El modo de operar, según Subirats, es fácilmente reconocible: Los medios actúan rompiendo el discurso real, y reordenándolo de nuevo, en una práctica del montaje que suele dejar fuera lo más importante (p. 27), justo aquello que necesitamos como ciudadanos para hacernos una correcta idea del problema en cuestión.Subirats cree que hemos pasado del predominio de lo militar sobre lo civil que Schmitt veía como fundador de la modernidad política, a la sustitución de los elementos de dominio y control: “las decisiones más criminales se imponen con mayor eficiencia a través de la retórica de la seducción” (p. 41): no hace falta justificar con mecanismos militares la invasión de un país, sino seducir con la imagen de qué hermoso sería el mundo con la desaparición de cierto dictador, de cierto gobierno, de cierta idea. Dentro de esas estéticas de la desaparición, por utilizar un término de Virilio, se ha llegado incluso, a abordar filosóficamente, sobre todo desde posturas cientifistas (no muy lejanas a veces de la ciencia-ficción) la desaparición del hombre, al menos tal y como ahora lo entendemos. El filósofo Víctor Gómez Pin, en otro ensayo reciente, Entre lobos y autómatas (Premio Espasa de Ensayo de 2006), dice que “la utopía de la superación del hombre por la vía de la artificialidad cibernética se hermana así con la utopía de la superación del hombre por dilución de las fronteras que lo separan del mundo animal. El despliegue potencial de las tecnologías digitales tendría, pues, complemento en una suerte de pulsión mística, de retorno a formas de espiritualidad que la Ilustración (…) parecía haber dejado atrás” (Espasa, Madrid, 2006, p. 14). Sin embargo, para Subirats, la superación de lo humano ha encontrado otros caminos alternativos: “Los medios electrónicos (…) constituyen un sistema complejo de instrumentos, de softwares, poderes institucionales, agentes subalternos y códigos formales. Son dichos aparatos, y sus formas jerárquicas espacio-temporales, los que operan como sistema constitutivo de la realidad electrónica. Son los códigos lingüísticos electrónicamente definidos los que constituyen subestructuralmente la nueva ‘forma cultural global’ y los nuevos sujetos ‘posthumanos’” (p. 23).

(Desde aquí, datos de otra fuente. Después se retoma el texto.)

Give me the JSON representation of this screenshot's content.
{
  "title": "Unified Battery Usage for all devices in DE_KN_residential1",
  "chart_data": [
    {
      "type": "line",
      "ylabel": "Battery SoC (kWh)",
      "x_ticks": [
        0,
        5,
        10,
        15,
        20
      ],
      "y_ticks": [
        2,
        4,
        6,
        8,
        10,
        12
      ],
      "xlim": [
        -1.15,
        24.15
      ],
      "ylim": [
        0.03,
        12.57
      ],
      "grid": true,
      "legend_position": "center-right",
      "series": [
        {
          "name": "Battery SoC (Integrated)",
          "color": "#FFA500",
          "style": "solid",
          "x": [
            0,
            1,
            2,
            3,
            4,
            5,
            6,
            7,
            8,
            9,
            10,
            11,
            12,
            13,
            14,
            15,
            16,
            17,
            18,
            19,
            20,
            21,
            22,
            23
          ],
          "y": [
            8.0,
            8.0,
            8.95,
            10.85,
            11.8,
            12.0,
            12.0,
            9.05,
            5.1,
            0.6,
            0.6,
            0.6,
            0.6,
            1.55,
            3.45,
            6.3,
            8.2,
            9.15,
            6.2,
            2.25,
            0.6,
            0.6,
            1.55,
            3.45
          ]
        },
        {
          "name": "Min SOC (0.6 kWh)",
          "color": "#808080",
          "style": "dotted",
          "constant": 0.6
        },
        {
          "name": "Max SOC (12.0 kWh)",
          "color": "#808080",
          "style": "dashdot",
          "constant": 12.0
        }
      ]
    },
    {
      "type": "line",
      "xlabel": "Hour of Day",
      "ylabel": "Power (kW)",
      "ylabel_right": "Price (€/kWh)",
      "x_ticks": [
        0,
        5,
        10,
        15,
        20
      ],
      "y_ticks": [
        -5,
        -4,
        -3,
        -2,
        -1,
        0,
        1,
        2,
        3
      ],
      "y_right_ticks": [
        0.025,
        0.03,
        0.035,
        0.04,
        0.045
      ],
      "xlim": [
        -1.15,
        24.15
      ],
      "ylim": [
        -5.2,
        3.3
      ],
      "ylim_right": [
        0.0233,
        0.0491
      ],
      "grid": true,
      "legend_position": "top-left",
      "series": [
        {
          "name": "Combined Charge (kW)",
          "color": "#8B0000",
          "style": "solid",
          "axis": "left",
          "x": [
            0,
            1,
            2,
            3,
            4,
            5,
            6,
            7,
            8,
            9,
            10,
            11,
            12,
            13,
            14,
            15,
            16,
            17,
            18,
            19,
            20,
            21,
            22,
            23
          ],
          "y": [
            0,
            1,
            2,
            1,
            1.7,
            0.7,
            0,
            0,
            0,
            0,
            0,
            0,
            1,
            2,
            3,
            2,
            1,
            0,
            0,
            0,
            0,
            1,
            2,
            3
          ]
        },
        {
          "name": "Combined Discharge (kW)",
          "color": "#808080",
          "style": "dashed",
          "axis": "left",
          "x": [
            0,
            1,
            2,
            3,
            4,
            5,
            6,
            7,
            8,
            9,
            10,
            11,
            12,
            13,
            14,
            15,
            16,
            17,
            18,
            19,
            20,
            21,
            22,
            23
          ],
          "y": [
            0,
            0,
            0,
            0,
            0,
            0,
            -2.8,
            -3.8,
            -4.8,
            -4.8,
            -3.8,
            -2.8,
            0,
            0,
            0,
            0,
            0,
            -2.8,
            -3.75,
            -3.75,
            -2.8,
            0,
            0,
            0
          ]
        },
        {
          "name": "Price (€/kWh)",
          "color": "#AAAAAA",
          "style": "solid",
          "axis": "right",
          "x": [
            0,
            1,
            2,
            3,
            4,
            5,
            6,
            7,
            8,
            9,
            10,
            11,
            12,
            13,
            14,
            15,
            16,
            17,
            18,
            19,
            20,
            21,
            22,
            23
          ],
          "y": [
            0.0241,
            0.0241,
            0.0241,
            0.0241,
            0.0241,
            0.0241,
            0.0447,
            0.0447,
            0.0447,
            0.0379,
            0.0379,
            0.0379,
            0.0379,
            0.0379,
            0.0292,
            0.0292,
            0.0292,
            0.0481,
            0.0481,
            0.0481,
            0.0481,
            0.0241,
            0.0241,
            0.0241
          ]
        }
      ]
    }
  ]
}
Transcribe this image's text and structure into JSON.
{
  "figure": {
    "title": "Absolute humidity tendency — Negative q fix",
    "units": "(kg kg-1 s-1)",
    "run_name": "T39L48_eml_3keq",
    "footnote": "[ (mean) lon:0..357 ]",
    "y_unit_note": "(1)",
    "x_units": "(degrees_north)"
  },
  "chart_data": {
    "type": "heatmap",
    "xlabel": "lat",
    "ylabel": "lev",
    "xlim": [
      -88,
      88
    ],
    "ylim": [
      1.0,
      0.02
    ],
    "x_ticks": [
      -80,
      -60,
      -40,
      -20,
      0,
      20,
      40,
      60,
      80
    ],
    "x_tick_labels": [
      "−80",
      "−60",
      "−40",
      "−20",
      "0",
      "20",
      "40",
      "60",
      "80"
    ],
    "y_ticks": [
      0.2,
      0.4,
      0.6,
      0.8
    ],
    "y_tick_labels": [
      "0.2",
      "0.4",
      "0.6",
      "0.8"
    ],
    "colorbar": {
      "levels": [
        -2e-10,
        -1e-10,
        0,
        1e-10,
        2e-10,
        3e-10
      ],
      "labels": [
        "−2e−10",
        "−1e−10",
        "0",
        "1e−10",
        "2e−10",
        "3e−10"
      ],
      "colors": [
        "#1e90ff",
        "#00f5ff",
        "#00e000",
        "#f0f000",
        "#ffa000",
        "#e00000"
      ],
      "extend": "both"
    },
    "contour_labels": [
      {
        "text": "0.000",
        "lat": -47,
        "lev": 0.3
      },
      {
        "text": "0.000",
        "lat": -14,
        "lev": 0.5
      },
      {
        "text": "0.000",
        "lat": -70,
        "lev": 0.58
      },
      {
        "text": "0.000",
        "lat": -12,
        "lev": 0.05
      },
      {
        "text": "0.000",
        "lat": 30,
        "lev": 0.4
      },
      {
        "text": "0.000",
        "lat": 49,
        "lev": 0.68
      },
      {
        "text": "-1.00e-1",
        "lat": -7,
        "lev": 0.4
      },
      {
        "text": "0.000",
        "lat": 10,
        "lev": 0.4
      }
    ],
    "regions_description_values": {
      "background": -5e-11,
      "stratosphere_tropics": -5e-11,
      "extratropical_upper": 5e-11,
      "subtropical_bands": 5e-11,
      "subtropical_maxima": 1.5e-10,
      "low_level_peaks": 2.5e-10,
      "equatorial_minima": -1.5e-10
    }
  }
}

El ensayo de Subirats recoge ideas ya presentes en otros libros suyos, como Culturas virtuales (2001) o Viaje al fin del paraíso (2005): la destrucción del planeta, la globalización icónica, la tendencia al vacío del arte contemporáneo, la catástrofe belicista y nuclear de la política mundial, y las perplejidades de una conciencia crítica ante ese desolador panorama. Aunque Subirats insiste en que su libro no es negativo, tenemos que reconocer que aquella frase sobre que el pesimismo es sólo buena información no andaba desencaminada. Eso sí, hay motivos para alegrarse: que sigan publicándose libros como los de Subirats y Debord, que siga existiendo esa fractura a cuyo través nos llegan reflexiones de tanto calado, nos permite a nosotros ser conscientes de esos problemas y soñar que alguien, en algún sitio con poder real, detrás de las pantallas del simulacro, sea consciente también de ellos y haga algo para solucionarlos. Sí, he escrito soñar, no soy un insensato. Pero soñar es gratis.

Notas:
(1) Román Gubern, La mirada opulenta. Exploración de la iconosfera contemporánea; Gustavo Gili, Barcelona, 1989, pp. 400-401.